Их разложили широким полукругом, отделяясь огнём от леса, который виднелся чёрною сплошною стеной. И страх людей перед тем, что скрывалось за стеной, был вполне понятен.
А людей много.
И кажется, будто кого-то узнаю… или нет? Женщины. Мужчины. Запах пота и грязи. Какие-то тряпки, растянутые на верёвках, шалаши из веток и ощущение, что так было всегда. Я Метельке и сказал. А он пожал плечами и ответил:
— Так ить… привычные. Чай, лето вон… летом многие так и живут.
— Так — это как?
— Ну, на летние квартиры выходят. Так это называется. Мне один сказывал, у которого тятька на заводе помер, что как лето, то чего за квартиру-то платить?
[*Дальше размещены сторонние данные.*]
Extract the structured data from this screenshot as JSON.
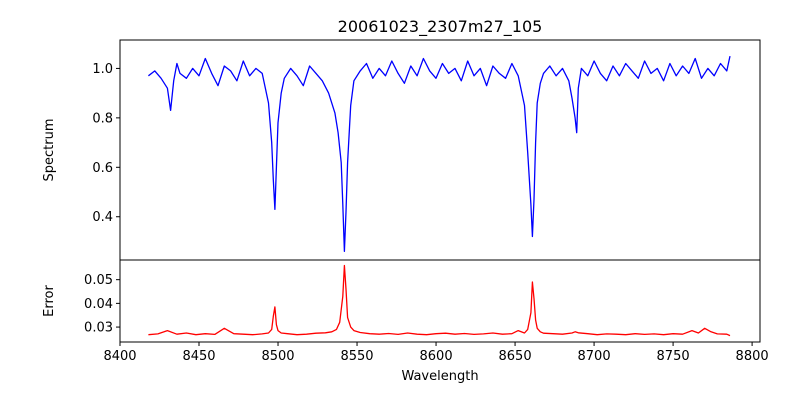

Это ж три рубля, а то и пять-шесть. За общежитию при заводе тоже вычитают, а так-то — бесплатно…[2]
Меж костров носились дети, полуголые и чумазые.
Кто-то пел.
Кто-то глядел на нас, но не спешил приближаться. Да и глядел-то с опаскою. И я вдруг явно осознал, что и среди этих людей мы чужие. Слишком… сытые? Нарядные? Даже при том, что Метелькина одежда так и не отстиралась от крови. Но в ботинках вот и при перспективе жизненной.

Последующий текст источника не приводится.